About 3-4 weeks as adults, the female may begin making her first ootheca (mated or not). After 5-6 weeks of incubation at 85F and 50-60% about 40-70 nymphs will hatch out. These can be fed on fruit flies a day or two after hatching. Then continue to care for them as this care sheet suggests.

Additional Notes: (Log from Evan Ngo)

I’ve experienced this species to be vulnerable to fungal infections. It causes a forelimb of the mantis to rot or fall away. A clean enclosure could solve this problem. The males of this species are very timid. A mounted male can take over 2 days before copulating with the female.

The hatchlings come out black with white spots with antennas that has a lump at their bases. They are about 7 mm and are very fragile. A good half of them died naturally and the remaining nymphs should thrive with care. I’ve found that fruits flies may be large for them and could scare the nymphs away a few times before they become hungry enough to attack it. However, they readily tackle large fruit flies (drosophila hydei) as soon as their first molt.

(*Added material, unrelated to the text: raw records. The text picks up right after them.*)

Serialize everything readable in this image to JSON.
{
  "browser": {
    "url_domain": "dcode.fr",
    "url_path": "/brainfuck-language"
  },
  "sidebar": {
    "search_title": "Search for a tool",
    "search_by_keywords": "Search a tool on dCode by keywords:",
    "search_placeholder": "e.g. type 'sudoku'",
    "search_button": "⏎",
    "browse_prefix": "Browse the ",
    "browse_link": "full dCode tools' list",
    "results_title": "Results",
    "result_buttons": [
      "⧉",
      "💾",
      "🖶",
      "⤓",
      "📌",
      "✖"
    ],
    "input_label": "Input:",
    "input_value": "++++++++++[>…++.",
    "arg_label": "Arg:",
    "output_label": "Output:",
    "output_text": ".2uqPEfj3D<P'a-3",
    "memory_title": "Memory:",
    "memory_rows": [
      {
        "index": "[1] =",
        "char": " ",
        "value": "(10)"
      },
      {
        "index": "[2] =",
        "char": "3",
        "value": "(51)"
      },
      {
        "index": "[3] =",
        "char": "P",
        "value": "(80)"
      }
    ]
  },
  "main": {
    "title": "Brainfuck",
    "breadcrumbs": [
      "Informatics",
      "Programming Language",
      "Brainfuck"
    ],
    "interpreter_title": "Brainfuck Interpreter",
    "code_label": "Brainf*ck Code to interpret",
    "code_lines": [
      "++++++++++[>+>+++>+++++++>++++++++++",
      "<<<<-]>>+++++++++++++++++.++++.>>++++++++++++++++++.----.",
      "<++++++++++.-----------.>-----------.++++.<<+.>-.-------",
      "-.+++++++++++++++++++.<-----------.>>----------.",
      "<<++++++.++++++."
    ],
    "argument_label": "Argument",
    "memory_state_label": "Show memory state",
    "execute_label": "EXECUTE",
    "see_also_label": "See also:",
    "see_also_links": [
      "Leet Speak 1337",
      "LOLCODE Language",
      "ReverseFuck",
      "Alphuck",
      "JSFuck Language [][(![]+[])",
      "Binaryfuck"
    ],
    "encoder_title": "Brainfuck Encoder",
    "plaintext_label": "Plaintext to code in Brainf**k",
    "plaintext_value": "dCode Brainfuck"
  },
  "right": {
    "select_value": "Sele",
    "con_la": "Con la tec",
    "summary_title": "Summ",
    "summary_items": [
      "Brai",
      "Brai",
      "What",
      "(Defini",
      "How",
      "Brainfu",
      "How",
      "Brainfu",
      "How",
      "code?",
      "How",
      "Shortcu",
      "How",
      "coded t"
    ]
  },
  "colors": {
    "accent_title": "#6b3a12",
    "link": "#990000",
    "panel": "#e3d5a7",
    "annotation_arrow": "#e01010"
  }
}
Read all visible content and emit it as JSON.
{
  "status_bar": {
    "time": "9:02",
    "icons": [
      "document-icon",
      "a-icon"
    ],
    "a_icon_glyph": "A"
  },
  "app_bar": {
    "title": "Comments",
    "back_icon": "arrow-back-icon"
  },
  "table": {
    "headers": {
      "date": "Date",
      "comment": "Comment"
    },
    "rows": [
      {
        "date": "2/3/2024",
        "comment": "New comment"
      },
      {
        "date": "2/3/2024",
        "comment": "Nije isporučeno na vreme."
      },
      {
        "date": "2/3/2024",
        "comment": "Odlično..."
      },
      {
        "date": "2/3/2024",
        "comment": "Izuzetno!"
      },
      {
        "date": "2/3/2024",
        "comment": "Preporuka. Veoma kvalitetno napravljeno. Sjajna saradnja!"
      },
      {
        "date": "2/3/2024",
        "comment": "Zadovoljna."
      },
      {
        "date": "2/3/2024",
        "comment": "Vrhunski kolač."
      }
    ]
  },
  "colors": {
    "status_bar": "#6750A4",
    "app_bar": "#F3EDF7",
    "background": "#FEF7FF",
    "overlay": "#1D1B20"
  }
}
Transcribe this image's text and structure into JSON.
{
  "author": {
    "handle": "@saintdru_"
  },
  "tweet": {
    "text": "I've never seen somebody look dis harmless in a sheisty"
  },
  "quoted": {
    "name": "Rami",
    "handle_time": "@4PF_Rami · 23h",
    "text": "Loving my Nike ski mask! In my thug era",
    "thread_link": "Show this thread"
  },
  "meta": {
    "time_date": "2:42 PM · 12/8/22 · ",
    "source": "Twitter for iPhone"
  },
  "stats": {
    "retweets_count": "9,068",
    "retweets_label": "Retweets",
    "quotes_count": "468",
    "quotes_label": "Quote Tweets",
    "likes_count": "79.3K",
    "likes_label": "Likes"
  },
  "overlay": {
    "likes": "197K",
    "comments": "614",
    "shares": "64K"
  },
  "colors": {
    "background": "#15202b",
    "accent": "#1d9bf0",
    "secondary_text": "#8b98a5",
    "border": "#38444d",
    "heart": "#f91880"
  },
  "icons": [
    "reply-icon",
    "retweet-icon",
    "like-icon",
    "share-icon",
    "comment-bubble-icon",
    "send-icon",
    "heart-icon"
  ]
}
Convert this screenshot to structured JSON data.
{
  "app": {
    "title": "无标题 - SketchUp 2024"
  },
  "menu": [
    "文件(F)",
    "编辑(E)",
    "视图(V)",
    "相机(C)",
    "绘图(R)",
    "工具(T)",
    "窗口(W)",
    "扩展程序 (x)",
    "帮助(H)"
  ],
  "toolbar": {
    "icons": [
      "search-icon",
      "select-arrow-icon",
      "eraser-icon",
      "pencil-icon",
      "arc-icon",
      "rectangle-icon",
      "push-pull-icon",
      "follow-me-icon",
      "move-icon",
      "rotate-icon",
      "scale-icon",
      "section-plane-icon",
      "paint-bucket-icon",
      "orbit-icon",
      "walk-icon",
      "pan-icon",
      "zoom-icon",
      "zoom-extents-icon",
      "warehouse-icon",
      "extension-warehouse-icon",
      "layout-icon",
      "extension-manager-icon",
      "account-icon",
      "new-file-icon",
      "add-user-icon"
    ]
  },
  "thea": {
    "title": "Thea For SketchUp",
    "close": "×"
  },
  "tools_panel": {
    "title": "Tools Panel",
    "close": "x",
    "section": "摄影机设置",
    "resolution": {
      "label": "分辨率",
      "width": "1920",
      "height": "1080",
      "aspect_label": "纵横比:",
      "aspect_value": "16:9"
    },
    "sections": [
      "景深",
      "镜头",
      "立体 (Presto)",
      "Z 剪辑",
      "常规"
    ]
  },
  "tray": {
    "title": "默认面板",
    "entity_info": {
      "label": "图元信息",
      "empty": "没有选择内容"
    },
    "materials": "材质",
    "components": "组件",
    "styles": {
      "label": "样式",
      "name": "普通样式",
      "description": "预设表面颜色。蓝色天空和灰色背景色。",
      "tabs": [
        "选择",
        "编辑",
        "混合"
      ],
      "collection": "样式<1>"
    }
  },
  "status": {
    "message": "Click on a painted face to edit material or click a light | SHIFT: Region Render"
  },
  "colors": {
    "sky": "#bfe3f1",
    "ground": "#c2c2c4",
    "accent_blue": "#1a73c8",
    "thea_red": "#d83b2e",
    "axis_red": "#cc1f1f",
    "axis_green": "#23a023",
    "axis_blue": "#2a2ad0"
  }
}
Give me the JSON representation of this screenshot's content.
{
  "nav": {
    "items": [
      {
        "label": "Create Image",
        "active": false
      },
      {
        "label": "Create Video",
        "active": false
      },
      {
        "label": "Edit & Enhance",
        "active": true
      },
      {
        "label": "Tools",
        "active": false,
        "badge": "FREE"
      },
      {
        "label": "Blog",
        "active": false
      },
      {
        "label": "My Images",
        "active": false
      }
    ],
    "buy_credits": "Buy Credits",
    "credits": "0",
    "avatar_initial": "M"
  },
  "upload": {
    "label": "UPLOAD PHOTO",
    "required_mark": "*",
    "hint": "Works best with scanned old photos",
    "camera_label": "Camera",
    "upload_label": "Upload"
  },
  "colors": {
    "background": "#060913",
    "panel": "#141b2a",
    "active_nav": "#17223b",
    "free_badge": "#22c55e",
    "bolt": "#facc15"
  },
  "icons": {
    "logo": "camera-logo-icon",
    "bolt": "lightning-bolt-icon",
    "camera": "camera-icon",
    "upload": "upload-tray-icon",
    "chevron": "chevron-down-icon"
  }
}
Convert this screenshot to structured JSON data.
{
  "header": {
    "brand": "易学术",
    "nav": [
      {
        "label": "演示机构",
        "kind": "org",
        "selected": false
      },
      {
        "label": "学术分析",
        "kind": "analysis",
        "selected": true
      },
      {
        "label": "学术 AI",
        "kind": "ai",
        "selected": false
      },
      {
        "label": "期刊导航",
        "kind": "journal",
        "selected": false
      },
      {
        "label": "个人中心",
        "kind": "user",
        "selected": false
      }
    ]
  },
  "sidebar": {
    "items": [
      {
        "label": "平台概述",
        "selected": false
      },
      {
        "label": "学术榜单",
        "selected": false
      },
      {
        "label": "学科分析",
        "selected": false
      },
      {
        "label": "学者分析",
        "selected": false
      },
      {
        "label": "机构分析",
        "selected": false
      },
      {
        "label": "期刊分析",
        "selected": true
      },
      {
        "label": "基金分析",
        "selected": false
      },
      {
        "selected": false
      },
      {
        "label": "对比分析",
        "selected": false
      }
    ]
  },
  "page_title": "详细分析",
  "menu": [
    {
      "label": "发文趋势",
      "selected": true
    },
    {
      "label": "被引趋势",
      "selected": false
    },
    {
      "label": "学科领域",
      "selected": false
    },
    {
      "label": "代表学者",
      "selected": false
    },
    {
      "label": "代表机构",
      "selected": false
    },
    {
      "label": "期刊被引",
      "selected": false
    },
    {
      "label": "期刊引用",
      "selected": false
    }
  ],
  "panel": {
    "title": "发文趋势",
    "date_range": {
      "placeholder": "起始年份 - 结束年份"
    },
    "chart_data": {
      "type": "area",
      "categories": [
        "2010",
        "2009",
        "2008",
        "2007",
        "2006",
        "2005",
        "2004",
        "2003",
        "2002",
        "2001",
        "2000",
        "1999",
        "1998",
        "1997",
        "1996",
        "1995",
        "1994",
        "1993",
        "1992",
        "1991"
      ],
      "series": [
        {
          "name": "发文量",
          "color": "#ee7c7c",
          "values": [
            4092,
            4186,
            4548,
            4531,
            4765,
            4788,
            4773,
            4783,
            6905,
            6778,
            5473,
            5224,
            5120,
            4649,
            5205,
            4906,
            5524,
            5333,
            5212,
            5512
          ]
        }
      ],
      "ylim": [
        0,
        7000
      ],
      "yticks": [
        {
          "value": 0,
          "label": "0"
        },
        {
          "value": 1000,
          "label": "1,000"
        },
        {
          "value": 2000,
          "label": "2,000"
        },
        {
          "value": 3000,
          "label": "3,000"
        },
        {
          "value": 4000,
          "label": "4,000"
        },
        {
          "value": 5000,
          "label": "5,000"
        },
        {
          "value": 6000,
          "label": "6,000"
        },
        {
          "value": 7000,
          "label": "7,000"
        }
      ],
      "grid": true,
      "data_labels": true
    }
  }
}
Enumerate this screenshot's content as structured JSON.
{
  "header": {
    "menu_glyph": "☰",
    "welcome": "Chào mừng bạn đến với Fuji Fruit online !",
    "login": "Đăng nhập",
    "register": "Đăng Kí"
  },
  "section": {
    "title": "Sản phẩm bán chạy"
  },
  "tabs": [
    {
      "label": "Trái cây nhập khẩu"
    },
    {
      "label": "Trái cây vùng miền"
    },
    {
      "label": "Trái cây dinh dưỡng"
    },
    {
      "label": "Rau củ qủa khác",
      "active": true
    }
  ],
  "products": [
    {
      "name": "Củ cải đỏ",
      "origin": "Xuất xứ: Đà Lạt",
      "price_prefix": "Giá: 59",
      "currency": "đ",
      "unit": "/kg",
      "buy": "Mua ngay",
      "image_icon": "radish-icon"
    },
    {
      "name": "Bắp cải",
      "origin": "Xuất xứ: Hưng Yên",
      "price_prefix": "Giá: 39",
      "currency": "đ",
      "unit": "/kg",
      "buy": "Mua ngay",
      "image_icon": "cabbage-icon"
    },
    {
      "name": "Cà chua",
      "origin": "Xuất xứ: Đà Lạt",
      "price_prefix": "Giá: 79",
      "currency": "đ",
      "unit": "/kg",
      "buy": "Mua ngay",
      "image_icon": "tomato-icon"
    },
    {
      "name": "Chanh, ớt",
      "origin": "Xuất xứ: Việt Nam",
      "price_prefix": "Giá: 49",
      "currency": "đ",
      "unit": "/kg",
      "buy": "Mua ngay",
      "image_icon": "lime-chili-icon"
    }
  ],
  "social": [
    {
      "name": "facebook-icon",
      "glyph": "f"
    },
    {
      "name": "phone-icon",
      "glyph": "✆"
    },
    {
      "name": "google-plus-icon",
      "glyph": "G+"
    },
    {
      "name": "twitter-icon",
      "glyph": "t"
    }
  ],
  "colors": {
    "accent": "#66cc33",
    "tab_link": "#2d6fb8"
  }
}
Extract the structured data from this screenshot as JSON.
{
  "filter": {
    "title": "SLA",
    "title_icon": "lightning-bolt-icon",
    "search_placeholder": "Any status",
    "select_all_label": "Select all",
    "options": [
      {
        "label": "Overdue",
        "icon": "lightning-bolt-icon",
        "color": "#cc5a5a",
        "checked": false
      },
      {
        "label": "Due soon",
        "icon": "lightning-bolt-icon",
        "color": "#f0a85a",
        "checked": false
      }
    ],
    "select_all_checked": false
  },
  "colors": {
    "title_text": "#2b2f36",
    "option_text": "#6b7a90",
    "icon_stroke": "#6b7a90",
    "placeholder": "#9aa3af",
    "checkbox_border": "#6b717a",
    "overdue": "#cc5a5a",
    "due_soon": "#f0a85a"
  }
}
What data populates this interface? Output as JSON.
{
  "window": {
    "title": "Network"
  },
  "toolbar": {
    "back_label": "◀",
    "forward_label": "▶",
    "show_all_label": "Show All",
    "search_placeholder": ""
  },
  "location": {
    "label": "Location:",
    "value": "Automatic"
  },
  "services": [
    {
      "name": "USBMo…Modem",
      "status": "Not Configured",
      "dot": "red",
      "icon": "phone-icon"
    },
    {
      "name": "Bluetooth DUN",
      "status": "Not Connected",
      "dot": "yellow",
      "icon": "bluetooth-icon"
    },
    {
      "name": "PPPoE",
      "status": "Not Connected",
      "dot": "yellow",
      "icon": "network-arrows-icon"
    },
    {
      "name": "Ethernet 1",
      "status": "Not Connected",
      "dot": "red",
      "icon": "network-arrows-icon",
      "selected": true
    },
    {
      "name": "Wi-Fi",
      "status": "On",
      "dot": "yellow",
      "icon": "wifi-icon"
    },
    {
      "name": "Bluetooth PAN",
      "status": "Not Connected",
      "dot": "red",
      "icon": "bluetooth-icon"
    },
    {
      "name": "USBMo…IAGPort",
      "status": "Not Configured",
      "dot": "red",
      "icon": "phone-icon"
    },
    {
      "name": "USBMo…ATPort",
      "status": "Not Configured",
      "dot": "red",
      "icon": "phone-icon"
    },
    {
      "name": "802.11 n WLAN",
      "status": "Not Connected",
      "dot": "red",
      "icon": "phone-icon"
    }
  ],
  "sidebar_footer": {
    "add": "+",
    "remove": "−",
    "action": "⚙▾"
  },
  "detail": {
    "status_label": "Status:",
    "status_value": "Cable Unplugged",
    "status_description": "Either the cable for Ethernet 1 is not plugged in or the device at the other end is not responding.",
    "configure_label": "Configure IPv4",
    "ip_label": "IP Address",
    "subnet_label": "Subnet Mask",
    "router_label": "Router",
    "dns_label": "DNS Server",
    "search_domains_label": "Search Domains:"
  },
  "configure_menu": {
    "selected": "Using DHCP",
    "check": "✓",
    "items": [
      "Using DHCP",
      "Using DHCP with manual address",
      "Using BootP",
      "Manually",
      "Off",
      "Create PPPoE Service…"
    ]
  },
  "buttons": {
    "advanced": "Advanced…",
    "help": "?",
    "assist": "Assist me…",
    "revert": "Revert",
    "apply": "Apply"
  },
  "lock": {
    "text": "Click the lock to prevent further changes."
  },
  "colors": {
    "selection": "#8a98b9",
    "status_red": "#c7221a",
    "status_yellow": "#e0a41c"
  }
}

Their first molt takes place about 10 days later and the larger nymphs come out tannish, but turn back to black soon after. They start eating LOTS of flies and are constantly hungry. They are about 1 cm long when well fed.

Their 2nd molt comes in as little as 7 days. The nymphs now display spikes on their abdomen and show signs of green stripes on their arms and legs although they are still black. Sex determination is now possible. The males have one more spike at the end of its abdomen due to their extra segments. They continue to eat flies like no tomorrow and are already showing signs of aggression. The first act of cannibalism occurred with a late bloomer nymph was partially eaten by its larger sibling. I will be separating them into individual containers after their next molt to prevent any more cannibalism. Newly molted nymphs are very fragile and 3 died of mysterious causes.

It’s taken about 14 days between the 5th and 6th molt for the females. I’ve suspended the males’ growth by giving them a lot less food than the females.

The females’ last molt took a little bit over 3 weeks. They’re now sporting long wings and will be fully mature in a couple of weeks. I’ve successfully mated the first female after 2 weeks and the male after 11 days and completed the whole life cycle.